Assembly can express very low-level things:
you can access machine-dependent registers and I/O
you can control the exact code behavior in critical sections that might otherwise involve deadlock between multiple software threads or hardware devices
you can break the conventions of your usual compiler, which might allow some optimizations (like temporarily breaking rules about memory allocation, threading, calling conventions, etc)
you can build interfaces between code fragments using incompatible conventions (e.g. produced by different compilers, or separated by a low-level interface)
you can get access to unusual programming modes of your processor (e.g. 16 bit mode to interface startup, firmware, or legacy code on Intel PCs)
you can produce reasonably fast code for tight loops to cope with a bad non-optimizing compiler (but then, there are free optimizing compilers available!)
you can produce hand-optimized code perfectly tuned for your particular hardware setup, though not to someone else's
you can write some code for your new language's optimizing compiler (that is something what very few ones will ever do, and even they not often)
i.e. you can be in complete control of your code
Assembly is a very low-level language (the lowest above hand-coding the binary instruction patterns). This means
it is long and tedious to write initially
it is quite bug-prone
your bugs can be very difficult to chase
your code can be fairly difficult to understand and modify, i.e. to maintain
the result is non-portable to other architectures, existing or upcoming
your code will be optimized only for a certain implementation of a same architecture: for instance, among Intel-compatible platforms each CPU design and its variations (relative latency, through-output, and capacity, of processing units, caches, RAM, bus, disks, presence of FPU, MMX, 3DNOW, SIMD extensions, etc) implies potentially completely different optimization techniques. CPU designs already include: Intel 386, 486, Pentium, PPro, PII, PIII, PIV; Cyrix 5x86, 6x86, M2; AMD K5, K6 (K6-2, K6-III), K7 (Athlon, Duron). New designs keep popping up, so don't expect either this listing and your code to be up-to-date.
you spend more time on a few details and can't focus on small and large algorithmic design, that are known to bring the largest part of the speed up (e.g. you might spend some time building very fast list/array manipulation primitives in assembly; only a hash table would have sped up your program much more; or, in another context, a binary tree; or some high-level structure distributed over a cluster of CPUs)

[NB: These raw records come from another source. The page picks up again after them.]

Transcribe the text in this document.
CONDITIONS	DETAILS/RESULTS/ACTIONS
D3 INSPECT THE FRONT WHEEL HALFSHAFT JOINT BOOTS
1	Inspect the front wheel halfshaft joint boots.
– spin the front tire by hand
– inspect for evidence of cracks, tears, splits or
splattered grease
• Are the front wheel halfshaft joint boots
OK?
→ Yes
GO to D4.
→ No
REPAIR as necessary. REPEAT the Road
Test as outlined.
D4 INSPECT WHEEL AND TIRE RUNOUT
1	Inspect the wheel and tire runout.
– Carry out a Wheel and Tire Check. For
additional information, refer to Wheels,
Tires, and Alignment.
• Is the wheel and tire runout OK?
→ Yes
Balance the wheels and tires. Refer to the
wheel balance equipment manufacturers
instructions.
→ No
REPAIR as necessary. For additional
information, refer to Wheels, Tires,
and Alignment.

a small change in algorithmic design might completely invalidate all your existing assembly code. So that either you're ready (and able) to rewrite it all, or you're tied to a particular algorithmic design
On code that ain't too far from what's in standard benchmarks, commercial optimizing compilers outperform hand-coded assembly (well, that's less true on the x86 architecture than on RISC architectures, and perhaps less true for widely available/free compilers; anyway, for typical C code, GCC is fairly good);
And in any case, as moderator John Levine says on comp.compilers,
"compilers make it a lot easier to use complex data structures,
and compilers don't get bored halfway through
and generate reliably pretty good code."
They will also correctly propagate code transformations throughout the whole (huge) program when optimizing code between procedures and module boundaries.
All in all, you might find that though using assembly is sometimes needed, and might even be useful in a few cases where it is not, you'll want to:
minimize use of assembly code
encapsulate this code in well-defined interfaces
have your assembly code automatically generated from patterns expressed in a higher-level language than assembly (e.g. GCC inline assembly macros)
have automatic tools translate these programs into assembly code
have this code be optimized if possible
All of the above, i.e. write (an extension to) an optimizing compiler back-end.
Even when assembly is needed (e.g. OS development), you'll find that not so much of it is required, and that the above principles retain.
See the Linux kernel sources concerning this: as little assembly as needed, resulting in a fast, reliable, portable, maintainable OS. Even a successful game like DOOM was almost massively written in C, with a tiny part only being written in assembly for speed up.